— Кэти сейчас беременна. Она говорила, мол, нужно подождать, пока у нас не наберется достаточно денег, чтобы заплатить за больницу. И когда мы скопили семь сотен, она сказала — вперед. Забеременела буквально сразу. — Скрамм серьезно посмотрел на Гэррети. — Мой ребенок пойдет в колледж. Говорят, что у таких как я не бывает умных детей, но у Кэти ума хватит на нас обоих. Она закончила школу. Я заставил ее окончить. Четыре разных вечерних программы, а потом еще H.S.E.T.[22] Мой ребенок закончит хоть десяток колледжей, если захочет.
Гэррети ничего не сказал. Он просто не знал, что сказать. МакФриз неподалеку разговаривал с Олсоном. Бейкер и Абрахам играли в словесную игру под названием Призрак[23].
Гэррети смотрел на человека в мелко-клетчатой куртке, который самозабвенно размахивал соломенной шляпой с волнистыми полями, и словно не видел его.
— Скрамм, а что будет, если тебе выдадут билет? — осторожно спросил Гэррети.
Скрамм мягко улыбнулся.
— Только не мне. Мне кажется, я могу идти вечно. Да я мечтал участвовать в Долгой Прогулке с того момента, как вырос достаточно большим, чтобы вообще чего-нибудь хотеть. Я прошел 80 миль пару недель назад и даже не вспотел.
— Но вдруг что-нибудь случится…
Но Скрамм только ухмыльнулся.
— А сколько лет Кэти?
— Она примерно на год старше меня. Ей почти восемнадцать. С ней сейчас ее родители, там, в Фениксе.
Гэррети подумал, что родители Кэти Скрамм видимо знают кое-что, о чем ее муж не имеет ни малейшего понятия.
— Ты наверно очень ее любишь, — грустно сказал Гэррети.
Скрамм широко улыбнулся, продемонстрировав каким-то чудом сохранившиеся остатки зубов.
— С тех пор как женился, ни разу на другую женщину не взглянул. Кэти такая прелесть.
— А ты теперь здесь.
Скрамм рассмеялся:
— Разве не весело?
— Харкнессу уж точно нет, — угрюмо сказал Гэррети. — Пойди, спроси, весело ли ему.
— Ты не представляешь себе последствий, — встрял между ними Пирсон. — Ты
— Букмекеры из Вегаса записали меня в фавориты еще до начала Прогулки, — сказал Скрамм. — Наивысший шанс.

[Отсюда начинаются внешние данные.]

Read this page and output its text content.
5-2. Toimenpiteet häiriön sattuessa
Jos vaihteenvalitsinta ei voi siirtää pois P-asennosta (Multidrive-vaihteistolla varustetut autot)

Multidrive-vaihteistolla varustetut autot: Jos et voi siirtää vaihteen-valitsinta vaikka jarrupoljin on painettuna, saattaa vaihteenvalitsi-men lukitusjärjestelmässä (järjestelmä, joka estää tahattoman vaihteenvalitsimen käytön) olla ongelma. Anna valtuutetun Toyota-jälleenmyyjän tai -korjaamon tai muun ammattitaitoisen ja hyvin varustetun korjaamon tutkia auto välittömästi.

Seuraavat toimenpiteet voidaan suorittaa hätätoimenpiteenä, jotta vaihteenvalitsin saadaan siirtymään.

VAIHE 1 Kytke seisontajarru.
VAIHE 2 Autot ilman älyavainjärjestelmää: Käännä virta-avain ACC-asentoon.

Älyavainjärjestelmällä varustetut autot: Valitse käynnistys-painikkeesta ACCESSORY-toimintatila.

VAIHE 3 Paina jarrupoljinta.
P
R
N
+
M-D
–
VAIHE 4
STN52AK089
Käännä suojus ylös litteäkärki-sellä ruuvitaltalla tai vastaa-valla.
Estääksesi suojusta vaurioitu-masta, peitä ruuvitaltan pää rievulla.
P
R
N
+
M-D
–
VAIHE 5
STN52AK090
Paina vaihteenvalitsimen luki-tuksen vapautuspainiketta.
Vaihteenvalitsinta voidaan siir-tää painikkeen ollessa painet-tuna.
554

— Ага, — хмуро сказал Пирсон. — А еще ты в хорошей форме, это уж как пить дать. — Сам Пирсон выглядел бледным и изможденным после долгой безумной ночи. Он безучастно смотрел на толпу, собравшуюся на стоянке перед супермаркетом, мимо которого они как раз проходили. — Все, кто был не в форме, уже мертвы, или скоро будут. Но все равно осталось еще 72 человека.
— Да, но… — круглое лицо Скрамма сморщилось от мыслительного усилия. Гэррети почти слышал, как шестеренки скрипят у него в голове — медленные, неуклюжие, но в конечном итоге не менее окончательные чем смерть, и такие же неотвратимые, как налоги. И это в нем Гэррети нравилось.
— Вы, парни, не сердитесь на меня, — сказал Скрамм. — Вы хорошие ребята. Но вы сюда пришли не затем, чтобы выиграть, не затем, чтобы получить Награду. Большинство из вас вообще не понимает, зачем они в это ввязались. Взять вот Барковича. Он здесь не за Наградой. Он идет, чтобы видеть, как умирают другие. Он живет этим. Каждый раз, когда кто-нибудь покупает билет, у него прибавляется немного сил. Но этого мало. Он высохнет, как лист высыхает на дереве.
— А я? — спросил Гэррети.
Скрамм расстроился.
— Да черт возьми…
— Нет-нет, продолжай.
— Ну… мне кажется, ты тоже не знаешь, зачем идешь. Все то же самое. Сейчас тебя вперед толкает страх… но этого мало. Страх истощает тебя, — Скрамм посмотрел на дорогу, и медленно потер ладони. — И когда он выпьет из тебя все соки, Рей, ты получишь билет как и все остальные.
Гэррети вспомнил слова МакФриза:
— Тебе придется долго идти, чтобы это увидеть, — сказал Гэррети, но та простота, с какой Скрамм оценил ситуацию, напугала его до смерти.
— Я, — ответил Скрамм, — готов идти очень долго.
Ноги топтали асфальт, поднимались и опускались, несли своих хозяев вперед, там, за поворот и через железнодорожные пути — просто две стальные полосы в земле, — несли мимо закрытой забегаловки с жареными моллюсками, и вот Идущие снова среди полей.